Nonetheless, the A.N.C. has begun to rethink its bee policy. Party secretary-general Kgalema Motlanthe complained last year that "we see the same names mentioned over and again, in one deal after another," and Phumzile Mlambo-Ngcuka, the Minerals and Energy Minister, has grumbled that white-owned companies that fulfill their empowerment obligations by selling stakes to "a few bee gentlemen" are guilty of "sabotage and neglect of the transformation imperatives." South African corporations are getting the message. In February, banking and insurance group First Rand finalized a $1.2 billion empowerment deal that will put 10% of the company's shares in trusts established for black staff members as well as poor rural women and mine workers — and not one of the Fab Four is in sight. Another recent deal put a small slice of South Africa's dominant telephone company, Telkom, into the hands of a black consortium unaligned with any of the main players. This deal was criticized, though, after it was revealed that Andile Ngcaba, the government's former director general of communications, and senior A.N.C. spokesman Smuts Ngonyama would both take chunks of Telkom.

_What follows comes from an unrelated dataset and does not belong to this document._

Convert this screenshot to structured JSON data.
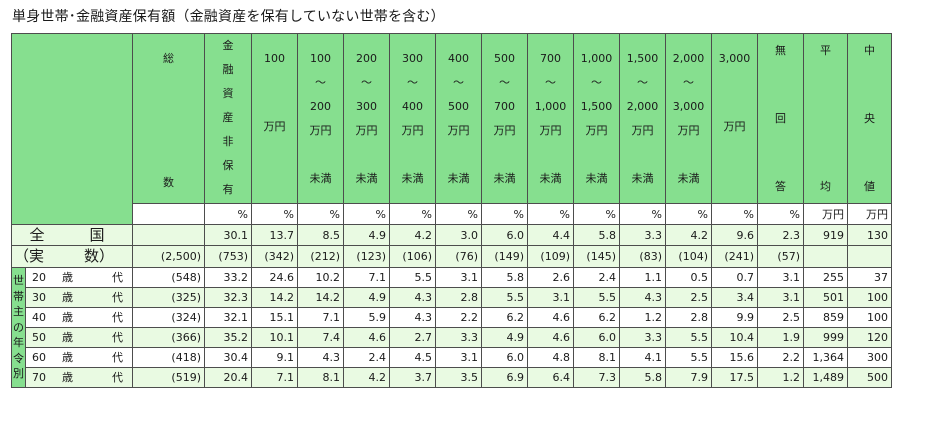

The Fab Four also sense the mood change. After a DaimlerChrysler spokesman boasted to local newspapers last year that Motsepe, Ramaphosa and Sexwale had each bought the company's new $500,000 luxury Maybach 62, Ramaphosa announced he would sue, complaining that he did not own a Maybach. "For me it's far too much of a conspicuous display of wealth in a sea of enormous poverty," he says. "For a person to be driving a [(USD)500,000] car to me is a bit gross." The German automaker quickly admitted it had been wrong and paid an undisclosed amount into a charity Ramaphosa established through his company to help improve poor schools. "It's almost like, 'Here they are, the Johnny-come-latelies,'" says Ramaphosa. "'Look at the type of cars they drive; look at the clothes they wear.'" I find it despicable. Because quite often black people who are succeeding in business are not recognized for what they are achieving, but for how different they have now become." Changing racial perceptions in South Africa would be quite an achievement. An even bigger accomplishment would be building a millions-strong black middle class in addition to creating a few new Rand Club members.